Reflection on the CLR and .NET
Answer of the month: IsDaylightSavingTime() or not?

Answer:

static DateTime GetAnswer()

{

   DateTime utc = new DateTime(2006, 10, 29, 8, 30,

                    0, DateTimeKind.Utc);

   return utc.ToLocalTime();

}

Explaination:

The main "trick" in this question is that the DateTime I want actually lands in the ambiguous hour when you fall back in Pacific time zone (PST). On first glance, most of you would probably created a DateTime like so:

static DateTime GetAnswer()

{

   DateTime wrong = new DateTime(2006, 10, 29, 1, 30, 0);

   return wrong;

}

However, when asking the Date Time whether it is in DaylightSavingTime or not, it will default to False. Because, by default, if a DateTime is ambiguous it will default to being the later repeated hour. i.e. the one not in Daylight Saving Time.

So, how can we get it? As you can see in the answer, the key to it is using UTC. UTC does not have daylight saving, it always map to exact point in time. The System.DateTime class has built in support to map Local time back to whatever UTC time you converted it from. That's why you can create a local ambiguous time that can tel whether you are in the first hour (in daylight saving) or the second hour (in standard time).

Did you guys already know this? If so, do you find this useful?

 

Posted: Friday, August 11, 2006 8:00 AM by KathyKam

Comments

Erwyn van der Meer said:

Yep, this is useful.

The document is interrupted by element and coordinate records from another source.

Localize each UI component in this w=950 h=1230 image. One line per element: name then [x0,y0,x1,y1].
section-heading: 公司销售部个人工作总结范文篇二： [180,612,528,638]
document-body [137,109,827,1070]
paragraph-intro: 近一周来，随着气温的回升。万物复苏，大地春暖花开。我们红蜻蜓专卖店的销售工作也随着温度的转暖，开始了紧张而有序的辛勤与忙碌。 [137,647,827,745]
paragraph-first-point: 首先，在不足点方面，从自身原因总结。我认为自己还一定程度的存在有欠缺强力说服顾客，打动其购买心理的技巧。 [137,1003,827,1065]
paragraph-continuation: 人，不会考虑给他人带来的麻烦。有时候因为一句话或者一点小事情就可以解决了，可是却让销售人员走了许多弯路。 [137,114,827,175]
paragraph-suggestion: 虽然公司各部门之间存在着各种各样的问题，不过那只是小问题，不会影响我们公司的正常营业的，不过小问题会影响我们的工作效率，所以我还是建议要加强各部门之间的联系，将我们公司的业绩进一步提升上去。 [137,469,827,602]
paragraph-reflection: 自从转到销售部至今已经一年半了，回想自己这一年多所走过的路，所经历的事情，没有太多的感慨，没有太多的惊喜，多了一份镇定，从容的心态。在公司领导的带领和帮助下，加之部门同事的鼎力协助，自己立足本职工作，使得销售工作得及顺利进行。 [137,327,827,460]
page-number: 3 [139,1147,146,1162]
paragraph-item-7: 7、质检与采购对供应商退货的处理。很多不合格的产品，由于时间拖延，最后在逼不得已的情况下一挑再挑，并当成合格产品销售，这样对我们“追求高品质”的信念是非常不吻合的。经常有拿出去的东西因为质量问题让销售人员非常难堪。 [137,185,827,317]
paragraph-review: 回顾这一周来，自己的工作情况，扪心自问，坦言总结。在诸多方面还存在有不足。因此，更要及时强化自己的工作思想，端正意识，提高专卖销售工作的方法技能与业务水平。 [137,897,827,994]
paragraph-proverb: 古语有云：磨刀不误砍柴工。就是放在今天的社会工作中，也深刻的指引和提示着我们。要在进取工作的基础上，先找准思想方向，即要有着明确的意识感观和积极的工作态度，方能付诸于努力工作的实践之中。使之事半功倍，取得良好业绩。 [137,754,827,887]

I've never had to create such a DateTime myself on an actual project, but I did wonder how such "ambiguous" times were represented. Thanks for the tip.
# August 11, 2006 3:57 PM

Mike Almond said:

Very interesting.  I just created a few months ago a 1.1 DateTime wrapper to do some time-zone support, so I know a bit about the subject, but I didn't know that about the 2.0 DateTime mapping  local -> UTC.